PL-L: The National Health Screening Service, including its cardiovascular screening services, has now become combined with the National Public Health Institute, and it is currently not [at] all sure that cardiovascular screening studies will continue. In fact, now it seems that cardiovascular screening studies in their former format will be stopped. What will happen in the future is still not yet fully clear.

References

  1. Strøm, A. and Jensen, R.A. 1951. Mortality from circulatory disease in Norway 1940-45. Lancet i: 126-9.
  2. Müller, C. 1939. Angina pectoris in hereditary xanthomatosis. Arch. Intern. Med., 64: 675-700.
  3. Westlund, K. and Nicolaysen R. 1966. Serum cholesterol and risk of mortality and morbidity. A 3-year follow-up of 6,886 men. Scand. J. Clin. Lab. Invest., 87 (Suppl.): 1-19.
  4. Leren, P. 1966. The effect of plasma cholesterol lowering diet in male survivors of myocardial infarction. Acta Med. Scand., 466 (Suppl.): 1-92.
  5. Leren, P., Askevold, E.M., Foss, G.P., Froili, A., Grymyr, D., Helgeland, A., Hjermann, I., Holme, I., Lund-Larsen, P.G., and Norum, K.R. 1975. Cardiovascular disease in middle-aged and young Oslo men. Acta Med.

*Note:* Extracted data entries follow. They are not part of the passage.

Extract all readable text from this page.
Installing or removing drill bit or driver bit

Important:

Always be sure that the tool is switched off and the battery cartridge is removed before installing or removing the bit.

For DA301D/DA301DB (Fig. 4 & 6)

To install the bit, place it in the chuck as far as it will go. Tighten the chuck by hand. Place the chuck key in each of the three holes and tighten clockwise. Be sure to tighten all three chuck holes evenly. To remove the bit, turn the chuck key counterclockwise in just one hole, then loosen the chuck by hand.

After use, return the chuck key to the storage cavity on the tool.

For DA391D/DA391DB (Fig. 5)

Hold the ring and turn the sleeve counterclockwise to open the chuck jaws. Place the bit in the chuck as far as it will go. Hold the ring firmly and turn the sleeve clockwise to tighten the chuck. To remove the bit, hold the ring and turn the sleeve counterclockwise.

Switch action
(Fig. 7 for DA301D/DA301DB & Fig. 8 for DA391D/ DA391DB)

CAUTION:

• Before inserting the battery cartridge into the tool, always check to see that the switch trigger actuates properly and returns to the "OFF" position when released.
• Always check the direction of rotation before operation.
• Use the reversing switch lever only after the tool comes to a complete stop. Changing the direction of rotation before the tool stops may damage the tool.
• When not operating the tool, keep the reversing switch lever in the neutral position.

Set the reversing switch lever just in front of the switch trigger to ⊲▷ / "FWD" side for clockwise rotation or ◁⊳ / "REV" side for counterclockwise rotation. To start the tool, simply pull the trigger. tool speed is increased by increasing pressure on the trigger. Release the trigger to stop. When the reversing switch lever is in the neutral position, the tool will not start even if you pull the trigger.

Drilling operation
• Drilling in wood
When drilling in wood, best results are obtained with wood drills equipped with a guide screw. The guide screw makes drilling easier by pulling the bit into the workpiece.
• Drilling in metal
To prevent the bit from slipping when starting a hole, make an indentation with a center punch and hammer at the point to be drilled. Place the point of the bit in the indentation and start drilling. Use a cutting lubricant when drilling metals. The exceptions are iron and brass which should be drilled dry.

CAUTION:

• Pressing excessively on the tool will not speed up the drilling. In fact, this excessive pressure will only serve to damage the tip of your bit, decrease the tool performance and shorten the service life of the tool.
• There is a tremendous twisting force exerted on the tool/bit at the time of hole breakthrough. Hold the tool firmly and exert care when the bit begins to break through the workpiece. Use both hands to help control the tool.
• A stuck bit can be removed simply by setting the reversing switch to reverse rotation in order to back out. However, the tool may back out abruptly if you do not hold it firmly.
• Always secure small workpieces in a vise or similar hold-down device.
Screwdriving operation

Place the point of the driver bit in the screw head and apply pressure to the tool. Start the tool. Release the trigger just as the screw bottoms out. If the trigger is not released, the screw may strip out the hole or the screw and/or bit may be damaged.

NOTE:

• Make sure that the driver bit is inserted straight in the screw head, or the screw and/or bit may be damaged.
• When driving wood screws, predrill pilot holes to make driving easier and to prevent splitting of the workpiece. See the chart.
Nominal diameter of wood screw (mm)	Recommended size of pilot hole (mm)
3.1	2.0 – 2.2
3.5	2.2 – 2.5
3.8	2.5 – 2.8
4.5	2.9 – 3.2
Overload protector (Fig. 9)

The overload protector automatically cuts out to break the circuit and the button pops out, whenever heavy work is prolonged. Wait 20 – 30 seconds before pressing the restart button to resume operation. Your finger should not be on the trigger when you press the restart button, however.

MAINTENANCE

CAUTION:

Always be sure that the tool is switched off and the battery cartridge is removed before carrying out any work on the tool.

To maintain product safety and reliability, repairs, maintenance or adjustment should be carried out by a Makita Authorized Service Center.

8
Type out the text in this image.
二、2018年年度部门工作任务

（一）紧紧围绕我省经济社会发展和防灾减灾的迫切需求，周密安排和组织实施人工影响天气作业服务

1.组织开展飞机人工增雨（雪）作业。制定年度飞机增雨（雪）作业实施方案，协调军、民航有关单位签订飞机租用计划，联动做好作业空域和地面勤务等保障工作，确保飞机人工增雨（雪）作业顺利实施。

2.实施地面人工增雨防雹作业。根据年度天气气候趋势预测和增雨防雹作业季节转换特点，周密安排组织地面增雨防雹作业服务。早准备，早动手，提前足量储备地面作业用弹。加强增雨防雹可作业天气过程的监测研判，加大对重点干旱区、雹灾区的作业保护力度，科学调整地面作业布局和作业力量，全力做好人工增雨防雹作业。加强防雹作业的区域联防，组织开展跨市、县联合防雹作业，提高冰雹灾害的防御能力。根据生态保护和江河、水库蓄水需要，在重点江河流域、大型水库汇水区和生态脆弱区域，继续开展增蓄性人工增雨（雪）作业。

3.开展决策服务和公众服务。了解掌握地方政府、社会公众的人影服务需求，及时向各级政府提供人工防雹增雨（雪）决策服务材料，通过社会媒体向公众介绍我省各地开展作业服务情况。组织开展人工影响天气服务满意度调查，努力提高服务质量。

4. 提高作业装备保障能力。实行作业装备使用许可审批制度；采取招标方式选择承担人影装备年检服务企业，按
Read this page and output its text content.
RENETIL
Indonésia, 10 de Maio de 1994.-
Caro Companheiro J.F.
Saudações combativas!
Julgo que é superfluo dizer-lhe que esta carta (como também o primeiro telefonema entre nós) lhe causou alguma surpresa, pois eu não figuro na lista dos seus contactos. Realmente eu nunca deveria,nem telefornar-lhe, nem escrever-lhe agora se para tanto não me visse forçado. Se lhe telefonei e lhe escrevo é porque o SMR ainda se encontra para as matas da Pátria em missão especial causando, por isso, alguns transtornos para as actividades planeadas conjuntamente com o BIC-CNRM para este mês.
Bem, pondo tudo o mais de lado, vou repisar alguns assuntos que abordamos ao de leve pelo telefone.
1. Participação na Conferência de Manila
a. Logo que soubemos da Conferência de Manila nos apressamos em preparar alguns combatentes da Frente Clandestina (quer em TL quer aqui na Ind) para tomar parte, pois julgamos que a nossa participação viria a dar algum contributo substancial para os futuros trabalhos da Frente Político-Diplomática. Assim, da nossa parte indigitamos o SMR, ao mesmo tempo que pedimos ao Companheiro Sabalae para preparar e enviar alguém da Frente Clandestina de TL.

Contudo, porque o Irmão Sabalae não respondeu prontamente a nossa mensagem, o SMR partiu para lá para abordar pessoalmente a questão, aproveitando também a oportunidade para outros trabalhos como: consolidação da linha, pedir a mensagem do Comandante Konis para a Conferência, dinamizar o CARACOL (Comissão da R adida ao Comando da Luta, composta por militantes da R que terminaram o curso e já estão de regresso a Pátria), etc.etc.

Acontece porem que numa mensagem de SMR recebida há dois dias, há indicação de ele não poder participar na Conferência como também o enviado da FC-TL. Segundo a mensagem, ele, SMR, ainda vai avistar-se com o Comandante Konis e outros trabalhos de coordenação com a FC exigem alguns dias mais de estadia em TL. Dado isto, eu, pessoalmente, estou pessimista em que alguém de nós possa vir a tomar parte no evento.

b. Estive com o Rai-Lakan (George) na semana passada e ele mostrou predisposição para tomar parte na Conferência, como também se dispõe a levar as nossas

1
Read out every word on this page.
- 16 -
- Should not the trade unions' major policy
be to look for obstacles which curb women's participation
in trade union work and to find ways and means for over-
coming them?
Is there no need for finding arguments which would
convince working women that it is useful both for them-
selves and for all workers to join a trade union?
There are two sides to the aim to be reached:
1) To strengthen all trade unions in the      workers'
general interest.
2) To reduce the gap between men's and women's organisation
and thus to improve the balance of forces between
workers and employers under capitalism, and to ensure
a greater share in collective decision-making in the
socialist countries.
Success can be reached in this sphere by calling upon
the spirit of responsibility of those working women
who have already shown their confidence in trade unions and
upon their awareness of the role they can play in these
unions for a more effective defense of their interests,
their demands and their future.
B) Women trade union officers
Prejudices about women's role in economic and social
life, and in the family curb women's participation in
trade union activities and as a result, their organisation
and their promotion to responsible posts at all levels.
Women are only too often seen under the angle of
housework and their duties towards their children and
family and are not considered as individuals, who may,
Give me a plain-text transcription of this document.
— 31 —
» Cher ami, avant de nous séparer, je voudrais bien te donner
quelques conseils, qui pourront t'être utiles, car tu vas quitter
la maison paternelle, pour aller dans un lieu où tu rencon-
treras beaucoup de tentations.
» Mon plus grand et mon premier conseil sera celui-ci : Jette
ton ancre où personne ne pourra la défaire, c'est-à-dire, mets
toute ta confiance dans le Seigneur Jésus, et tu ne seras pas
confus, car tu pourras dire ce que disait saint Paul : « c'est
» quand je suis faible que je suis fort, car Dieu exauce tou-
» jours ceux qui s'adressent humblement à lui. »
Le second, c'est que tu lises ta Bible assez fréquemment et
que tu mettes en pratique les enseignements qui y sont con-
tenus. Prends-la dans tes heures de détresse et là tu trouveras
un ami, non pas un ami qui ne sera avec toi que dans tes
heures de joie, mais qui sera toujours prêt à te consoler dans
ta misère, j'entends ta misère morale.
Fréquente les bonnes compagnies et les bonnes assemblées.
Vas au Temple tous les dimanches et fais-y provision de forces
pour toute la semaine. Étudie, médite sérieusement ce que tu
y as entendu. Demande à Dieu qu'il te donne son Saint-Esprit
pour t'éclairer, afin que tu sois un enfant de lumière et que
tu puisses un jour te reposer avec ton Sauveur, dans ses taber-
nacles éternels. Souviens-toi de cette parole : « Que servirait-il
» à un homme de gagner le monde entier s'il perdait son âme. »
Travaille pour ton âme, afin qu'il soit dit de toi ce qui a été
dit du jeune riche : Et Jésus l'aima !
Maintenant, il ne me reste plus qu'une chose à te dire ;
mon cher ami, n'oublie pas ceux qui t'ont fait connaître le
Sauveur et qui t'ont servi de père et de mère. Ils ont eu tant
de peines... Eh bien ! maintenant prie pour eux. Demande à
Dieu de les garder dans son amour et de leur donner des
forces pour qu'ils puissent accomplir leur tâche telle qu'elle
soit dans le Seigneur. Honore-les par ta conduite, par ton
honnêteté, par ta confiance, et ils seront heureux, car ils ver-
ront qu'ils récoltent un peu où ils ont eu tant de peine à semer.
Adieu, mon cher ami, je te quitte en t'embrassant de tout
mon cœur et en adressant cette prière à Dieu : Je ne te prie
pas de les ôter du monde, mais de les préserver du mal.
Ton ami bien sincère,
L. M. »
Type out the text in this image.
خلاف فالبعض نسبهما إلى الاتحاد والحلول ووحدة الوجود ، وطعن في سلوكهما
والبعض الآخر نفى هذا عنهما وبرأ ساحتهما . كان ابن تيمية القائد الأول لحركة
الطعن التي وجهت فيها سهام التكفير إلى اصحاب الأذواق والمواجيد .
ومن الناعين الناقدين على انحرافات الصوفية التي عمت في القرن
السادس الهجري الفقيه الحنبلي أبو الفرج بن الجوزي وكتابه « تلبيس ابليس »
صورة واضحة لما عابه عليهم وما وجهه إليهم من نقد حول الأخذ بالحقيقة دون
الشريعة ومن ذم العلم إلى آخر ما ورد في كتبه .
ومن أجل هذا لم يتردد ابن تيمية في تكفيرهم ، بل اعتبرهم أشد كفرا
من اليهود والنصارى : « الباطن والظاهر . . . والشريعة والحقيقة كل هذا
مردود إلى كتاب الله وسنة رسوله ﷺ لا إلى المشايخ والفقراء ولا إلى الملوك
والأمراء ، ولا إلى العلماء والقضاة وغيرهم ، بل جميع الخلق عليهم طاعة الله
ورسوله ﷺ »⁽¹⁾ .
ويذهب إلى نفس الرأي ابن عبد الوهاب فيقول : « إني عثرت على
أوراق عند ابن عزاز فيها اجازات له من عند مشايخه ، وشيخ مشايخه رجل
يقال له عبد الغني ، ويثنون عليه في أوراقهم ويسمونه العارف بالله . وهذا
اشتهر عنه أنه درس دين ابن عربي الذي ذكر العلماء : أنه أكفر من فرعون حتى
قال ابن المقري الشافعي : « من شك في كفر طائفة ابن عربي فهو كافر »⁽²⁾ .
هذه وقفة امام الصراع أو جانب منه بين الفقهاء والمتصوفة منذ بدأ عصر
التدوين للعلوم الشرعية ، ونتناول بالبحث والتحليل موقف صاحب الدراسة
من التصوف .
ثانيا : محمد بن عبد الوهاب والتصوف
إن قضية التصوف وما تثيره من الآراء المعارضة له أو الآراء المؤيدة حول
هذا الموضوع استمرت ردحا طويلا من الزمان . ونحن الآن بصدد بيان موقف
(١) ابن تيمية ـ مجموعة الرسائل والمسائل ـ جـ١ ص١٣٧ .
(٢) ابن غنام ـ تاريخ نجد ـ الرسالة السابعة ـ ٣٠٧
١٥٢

Scand., 588 (Suppl.): 1-38.
  6. Hjermann, I., Velve Byre, K., Holme, I., and Leren, P. 1981. Effect of diet and smoking intervention on the incidence of coronary heart disease. Report from the Oslo Study Group of a randomized trial in healthy men. Lancet, ii: 1303-10.
  7. Helgeland, A. 1980. Treatment of mild hypertension: A five year controlled trial. The Oslo Study. Am. J. Med. 69: 725-32.
  8. Solberg, L.A., Strong, J.P., Holme, I., Helgeland, A., Hjermann, I., Leren, P., and Mogensen, S.B. 1985. Stenoses in the coronary arteries. Relation to atherosclerotic lesions, coronary heart disease, and risk factors. The Oslo Study.Lab. Invest. 53: 648-55.
  9. Erikssen, J. and Enger, S.C. 1978. Smoking, lung function, physical performance and latent coronary heart disease in presumably healthy middle-aged men. Acta Med. Scand. 203: 509-16.
  10. Bjartveit, K., Foss, O.P., Gjervik, T., and Lund-Larsen, P.G. 1979. The Cardiovascular Disease Study in Norwegian Countries. Acta Med. Scand., 634 (Suppl.): 1-70.